Se fosse un luogo, forse sarebbe una foresta, lussureggiante. Una di quelle foreste tropicali (o dintorni) in cui il sole entra solamente a tratti. Una di quelle foreste dal sottobosco denso di suoni sconosciuti, e a cui non si riesce a dar nome Animali, uccelli forse, suoni a loro modo scintillanti e ben lontani da quelli che sarebbero seguiti due dischi più in la, quelli che sarebbero state le colonne sonore delle città morte ("Dead Cities"), sorta di rovescio della medaglia di questo e dai suoni ipertecnologici, altrettanto stupefacenti e belli, ma individuabili sotto tutt'altre coordinate spaziali e fors'anche temporali.
Definire naturali i suoni di un disco di questo tipo e genere, potrebbe magari sembrare un azzardato controsenso, se non fosse che sempre la qualità della musica è questione anzitutto di sensazioni. E, d'altra parte, è lo stesso titolo del disco a suggerirci la chiave di lettura: "Lifeforms", ovvero, un doppio cd strabordante di musica organica, forme di vita che faticano a restare inquadrate nell'ambito del loro alveo/canzone tracimando quasi sistematicamente nella traccia immediatamente successiva, figlie, allo stesso tempo, di quella immediatamente precedente.
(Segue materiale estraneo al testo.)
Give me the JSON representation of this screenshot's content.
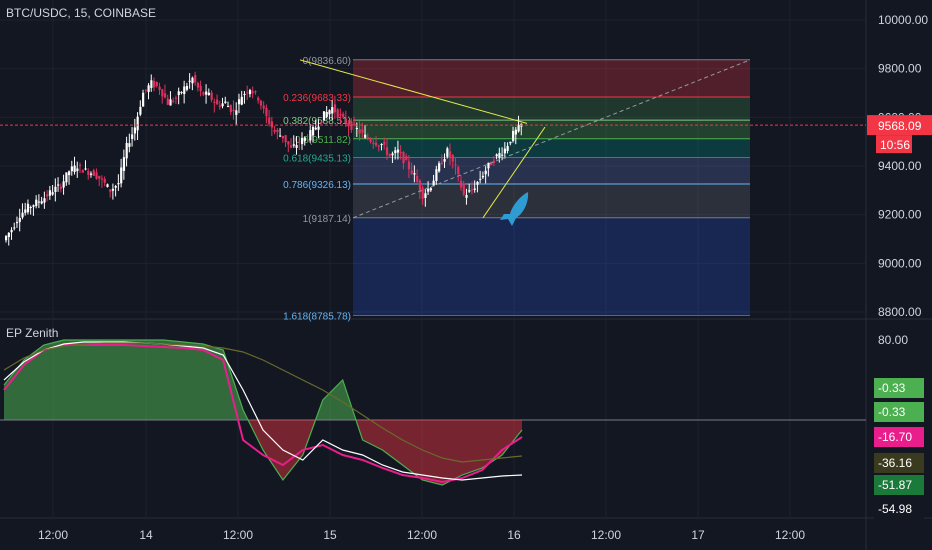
{
  "header": {
    "symbol_label": "BTC/USDC, 15, COINBASE"
  },
  "indicator": {
    "name": "EP Zenith"
  },
  "colors": {
    "background": "#131722",
    "grid": "#1e222d",
    "up_candle": "#ffffff",
    "down_candle": "#e0305d",
    "price_line": "#f23645",
    "fib_line": "#d1d4dc",
    "trend_line": "#e6e84a",
    "rocket": "#2f9bd3"
  },
  "chart_data": [
    {
      "type": "candlestick",
      "title": "BTC/USDC, 15, COINBASE",
      "y_axis": {
        "min": 8800,
        "max": 10000,
        "ticks": [
          10000,
          9800,
          9600,
          9400,
          9200,
          9000,
          8800
        ],
        "tick_labels": [
          "10000.00",
          "9800.00",
          "9600.00",
          "9400.00",
          "9200.00",
          "9000.00",
          "8800.00"
        ]
      },
      "x_axis": {
        "tick_labels": [
          "12:00",
          "14",
          "12:00",
          "15",
          "12:00",
          "16",
          "12:00",
          "17",
          "12:00"
        ]
      },
      "grid": true,
      "last_price": {
        "value": 9568.09,
        "label": "9568.09",
        "countdown": "10:56"
      },
      "price_path": [
        9095,
        9140,
        9200,
        9230,
        9250,
        9270,
        9300,
        9320,
        9380,
        9400,
        9380,
        9370,
        9340,
        9300,
        9330,
        9480,
        9560,
        9700,
        9740,
        9720,
        9660,
        9680,
        9720,
        9760,
        9700,
        9690,
        9650,
        9660,
        9620,
        9690,
        9720,
        9680,
        9600,
        9540,
        9520,
        9470,
        9500,
        9520,
        9560,
        9610,
        9640,
        9600,
        9570,
        9550,
        9520,
        9500,
        9490,
        9440,
        9460,
        9410,
        9360,
        9280,
        9320,
        9400,
        9460,
        9390,
        9280,
        9300,
        9350,
        9400,
        9440,
        9470,
        9530,
        9568
      ],
      "fibonacci": [
        {
          "label": "0(9836.60)",
          "value": 9836.6
        },
        {
          "label": "0.236(9683.33)",
          "value": 9683.33
        },
        {
          "label": "0.382(9588.51)",
          "value": 9588.51
        },
        {
          "label": "0.5(9511.82)",
          "value": 9511.82
        },
        {
          "label": "0.618(9435.13)",
          "value": 9435.13
        },
        {
          "label": "0.786(9326.13)",
          "value": 9326.13
        },
        {
          "label": "1(9187.14)",
          "value": 9187.14
        },
        {
          "label": "1.618(8785.78)",
          "value": 8785.78
        }
      ]
    },
    {
      "type": "area",
      "title": "EP Zenith",
      "y_axis": {
        "tick_labels": [
          "80.00"
        ]
      },
      "zero_line": true,
      "value_labels": [
        {
          "label": "-0.33",
          "color": "#4caf50"
        },
        {
          "label": "-0.33",
          "color": "#4caf50"
        },
        {
          "label": "-16.70",
          "color": "#e91e8c"
        },
        {
          "label": "-36.16",
          "color": "#3a3a1e"
        },
        {
          "label": "-51.87",
          "color": "#1b7a3a"
        },
        {
          "label": "-54.98",
          "color": "#131722"
        }
      ],
      "series": [
        {
          "color": "#4caf50",
          "values": [
            35,
            60,
            75,
            80,
            80,
            80,
            80,
            80,
            80,
            78,
            76,
            70,
            10,
            -30,
            -60,
            -35,
            20,
            40,
            -20,
            -30,
            -45,
            -60,
            -65,
            -55,
            -48,
            -35,
            -10
          ]
        },
        {
          "color": "#e91e8c",
          "values": [
            30,
            55,
            70,
            75,
            75,
            75,
            75,
            74,
            73,
            72,
            70,
            60,
            -20,
            -35,
            -45,
            -30,
            -25,
            -35,
            -40,
            -48,
            -55,
            -58,
            -62,
            -58,
            -50,
            -30,
            -17
          ]
        },
        {
          "color": "#ffffff",
          "values": [
            40,
            58,
            70,
            76,
            78,
            78,
            78,
            77,
            76,
            74,
            72,
            65,
            30,
            -10,
            -30,
            -40,
            -20,
            -30,
            -35,
            -45,
            -52,
            -55,
            -58,
            -60,
            -58,
            -56,
            -55
          ]
        },
        {
          "color": "#6a6a2a",
          "values": [
            50,
            62,
            70,
            74,
            76,
            77,
            77,
            77,
            76,
            75,
            74,
            72,
            68,
            60,
            50,
            40,
            30,
            18,
            5,
            -8,
            -20,
            -30,
            -38,
            -42,
            -40,
            -38,
            -36
          ]
        }
      ]
    }
  ]
}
Sorta di continuum spazio/temporale, insomma, che rende arduo il focalizzarsi su una singola traccia piuttosto che un'altra e che, probabilmente, gli stessi Future Sound of London hanno faticato a contenere in uno spazio comunque estremamente dilatato (quasi 92 minuti), soprattutto vista la quantità di singoli che hanno ripreso, continuato ed ampliato il discorso/percorso di questo cd per ulteriori 70 minuti (lo stesso avrebbero d'altronde fatto e in maniera ancora più vasta con "Dead Cities" con ben 4 cd singoli).
Se questa musica fosse un lasso di tempo, insomma, di certo non sarebbe breve, eppure varrebbe bene la pena di essere vissuta, avendo però cura di muoversi piano (non è di certo musica da ballare), stando attenti a non far troppo rumore… per non disturbare la foresta ch'è d'intorno.